Monday, December 30, 2013

the removal of Pharoah's ability to do teshuvah

Last week I quoted a Midrash that Hashem sent Moshe to stop Pharoah from davening so as to not give him the opportunity to do teshuvah.  I assumed the Midrash was echoing the idea found in the Rambam (Hil Teshuvah 6:3):

  ואפשר שיחטא האדם חטא גדול או חטאים הרבה, עד שייתן הדין לפני דיין האמת שיהיה הפירעון מזה החוטא על חטאים אלו שעשה ברצונו ומדעתו, שמונעין ממנו התשובה ואין מניחין לו רשות לשוב מרשעו, כדי שימות ויאבד בחטאים שעשה.

Rambam says that as a punishment for repeated transgressions G-d can deny a person the ability to do teshuvah, as we see from the fact that G-d hardened Pharoah’s heart and did not let him repent. 

However, some of the meforshim on the Midrash learn that Pharaoh could not do teshuvah for a different reason.  The Y'fei To’ar writes that because Pharaoh’s cheit was bein adam l’chaveiro, a sin against his fellow man, his teshuvah could not come through an appeal to G-d, but could only come through his asking Bnei Yisrael for forgiveness.

Recall that in Parshas Lech Lecha Avraham was forced to go down to Mitzrayim, where Sarah was taken captive.  Pharaoh had to ask Avraham for forgiveness and he sent him away with riches.  Ramban writes that that episode is ma’aseh avos siman l’banim for the enslavement and release of Bnei Yisrael.  Perhaps the need for Pharaoh to ask mechilah of those he harmed is also part of the process that must repeat itself.

The Koshiglover (Eretz Tzvi, Va'Eira) writes that Pharoah was punished with his bechira being taken away midah k’neged.  After Moshe’s first visit, Pharaoh cracked down on Bnei Yisrael and demanded that they produce the same quota of bricks without being given the straw necessary to do the job.  Bricks without straw is a contradiction in terms – it’s an impossible task to achieve.  Pharaoh was setting up an inevitable pretext to dish out more severe punishment.  The same was now dished out to him.  Moshe demanded that Pharaoh free Bnei Yisrael, but Pharaoh was not given the means to exercise his bechira to do so.  Pharaoh was asked to do the impossible as a pretext to deliver greater punishment.

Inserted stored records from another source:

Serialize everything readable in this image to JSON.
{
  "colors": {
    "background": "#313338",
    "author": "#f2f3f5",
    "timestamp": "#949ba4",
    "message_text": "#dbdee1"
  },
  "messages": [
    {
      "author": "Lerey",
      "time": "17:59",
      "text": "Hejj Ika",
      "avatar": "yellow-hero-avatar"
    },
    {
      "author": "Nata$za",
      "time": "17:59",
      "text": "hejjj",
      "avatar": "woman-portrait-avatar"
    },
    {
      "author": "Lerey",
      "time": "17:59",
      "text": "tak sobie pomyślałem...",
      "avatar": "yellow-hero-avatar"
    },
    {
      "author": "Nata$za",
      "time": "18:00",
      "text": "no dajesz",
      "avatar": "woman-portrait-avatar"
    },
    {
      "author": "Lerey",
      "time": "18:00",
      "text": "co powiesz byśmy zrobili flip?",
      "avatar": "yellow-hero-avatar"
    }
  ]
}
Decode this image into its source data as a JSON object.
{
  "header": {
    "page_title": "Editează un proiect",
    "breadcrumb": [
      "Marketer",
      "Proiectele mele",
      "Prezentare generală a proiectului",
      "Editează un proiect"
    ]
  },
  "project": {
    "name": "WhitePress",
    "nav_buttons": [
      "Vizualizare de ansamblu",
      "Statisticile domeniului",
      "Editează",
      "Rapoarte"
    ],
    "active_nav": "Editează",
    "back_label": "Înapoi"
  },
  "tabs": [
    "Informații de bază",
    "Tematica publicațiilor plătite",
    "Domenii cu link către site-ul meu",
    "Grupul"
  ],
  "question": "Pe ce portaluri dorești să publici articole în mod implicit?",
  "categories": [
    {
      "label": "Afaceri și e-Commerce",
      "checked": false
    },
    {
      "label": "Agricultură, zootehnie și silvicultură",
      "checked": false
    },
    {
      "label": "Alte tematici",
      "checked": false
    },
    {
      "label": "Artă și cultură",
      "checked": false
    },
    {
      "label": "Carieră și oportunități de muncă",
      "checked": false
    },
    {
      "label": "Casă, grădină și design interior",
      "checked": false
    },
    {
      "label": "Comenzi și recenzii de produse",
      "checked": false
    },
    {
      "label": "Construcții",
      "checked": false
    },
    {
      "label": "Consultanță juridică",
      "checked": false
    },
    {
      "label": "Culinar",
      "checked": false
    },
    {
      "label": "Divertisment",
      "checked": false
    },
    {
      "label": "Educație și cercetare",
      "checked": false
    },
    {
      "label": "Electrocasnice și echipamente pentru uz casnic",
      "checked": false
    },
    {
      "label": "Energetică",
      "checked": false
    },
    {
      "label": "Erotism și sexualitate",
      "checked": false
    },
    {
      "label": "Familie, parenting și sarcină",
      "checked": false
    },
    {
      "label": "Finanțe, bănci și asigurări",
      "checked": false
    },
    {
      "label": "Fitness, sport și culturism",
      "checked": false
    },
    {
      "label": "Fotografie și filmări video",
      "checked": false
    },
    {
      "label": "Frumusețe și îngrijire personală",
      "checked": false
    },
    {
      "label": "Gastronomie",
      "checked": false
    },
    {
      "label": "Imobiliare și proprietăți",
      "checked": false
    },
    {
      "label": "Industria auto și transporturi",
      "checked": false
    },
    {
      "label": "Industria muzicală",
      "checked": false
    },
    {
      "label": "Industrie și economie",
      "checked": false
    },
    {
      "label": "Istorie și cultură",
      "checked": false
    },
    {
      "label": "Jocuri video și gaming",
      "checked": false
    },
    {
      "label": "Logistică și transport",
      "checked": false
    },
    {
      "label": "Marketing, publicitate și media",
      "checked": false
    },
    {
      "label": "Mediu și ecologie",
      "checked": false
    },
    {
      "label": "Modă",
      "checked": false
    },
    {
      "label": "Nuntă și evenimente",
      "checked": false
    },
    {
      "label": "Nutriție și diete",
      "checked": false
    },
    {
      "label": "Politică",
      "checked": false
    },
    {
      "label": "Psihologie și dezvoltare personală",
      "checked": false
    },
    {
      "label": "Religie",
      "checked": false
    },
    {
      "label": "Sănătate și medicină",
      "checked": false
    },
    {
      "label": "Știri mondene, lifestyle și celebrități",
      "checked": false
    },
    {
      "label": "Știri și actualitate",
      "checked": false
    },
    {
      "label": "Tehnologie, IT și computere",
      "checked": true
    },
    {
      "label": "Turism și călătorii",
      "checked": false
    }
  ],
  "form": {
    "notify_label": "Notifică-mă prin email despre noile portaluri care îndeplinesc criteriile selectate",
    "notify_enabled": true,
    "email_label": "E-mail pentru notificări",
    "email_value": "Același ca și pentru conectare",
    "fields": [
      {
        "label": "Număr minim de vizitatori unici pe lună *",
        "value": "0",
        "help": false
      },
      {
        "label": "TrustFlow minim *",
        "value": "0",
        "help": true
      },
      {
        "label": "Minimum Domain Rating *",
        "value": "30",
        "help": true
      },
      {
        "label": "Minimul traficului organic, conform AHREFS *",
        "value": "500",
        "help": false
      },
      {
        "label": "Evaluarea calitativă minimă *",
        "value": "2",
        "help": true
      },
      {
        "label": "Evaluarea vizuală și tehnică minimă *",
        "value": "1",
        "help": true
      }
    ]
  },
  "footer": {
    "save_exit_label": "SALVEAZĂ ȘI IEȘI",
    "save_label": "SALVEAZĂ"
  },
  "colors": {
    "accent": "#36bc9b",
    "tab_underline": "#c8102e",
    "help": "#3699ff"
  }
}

I would suggest that perhaps it was also Pharaoh’s declaration that he was a deity that contributed to this specific punishment being given.  In the parsha of shiras ha’yam Rashi comments on the pasuk, “Yemincha Hashem ne’edari ba’koach yemincha Hashem tir’atz oiyev,” (15:6) that G-d can use the very same hand he is using to have mercy and save his people to also strike and punish their enemies.  In other words, mercy and justice can exist simultaneously – the law of non-contradiction does not apply to G-d.  Pharaoh was thrust into a position where the law of non-contradiction hit him full force – he was pressed to allow Bn”Y to leave, but was denied the ability to choose to do so.  G-d with a capital G can bypass the law of non-contradiction; Pharaoh, a self-declared god with a little g and no real power, cannot.

Hashem tells Moshe at the beginning of Parshas Bo that the next makkos will be something For Bnei Yisrael to speak about to their children and grandchildren (10:2) and, “v’yedatem ki ani Hashem,” they will now know that G-d is in charge of everything.  What was significant about this makkah, about this point in time, that caused Hashem to make that promise?  Ksav Sofer writes that no matter how incredible the wonder of the makkos, it was always possible for the stubborn to argue that it was just magic or illusion.  However, there is one thing that everyone agrees that a magician cannot control – that is the human heart.  After the complete decimation of the food and water of Egypt, for Pharaoh to still not relent and not release Bnei Yisrael could only be because of yad Hashem.  That is the miracle that will cause “v’yedatem ki ani Hashem.”

The Mabi”T holds that denial of the ability to do teshuvah is a punishment meted out only to aku”m.  However, it is clear that the Rambam disagrees and applies the idea to all sinners, as his example indicates:

 וכן ישראל בימי אלייהו לפי שהרבו לפשוע, מנע מאותן המרבים תשובה, שנאמר "ואתה הסיבות את ליבם, אחורנית" (מלכים א יח,לז), כלומר מנעת מהן התשובה.

That being said, the Sefas Emes reminds us that midah tovah is always greater than punishment.  True, Hashem will slam closed the door on those who repeatedly ignore the opportunity to do teshuvah, but He will also open new doors for those who make the effort to come closer.  Even if it looks like there is no door, Hashem is “ha’posei’ach sha’ar l’dofkei b’teshuvah.”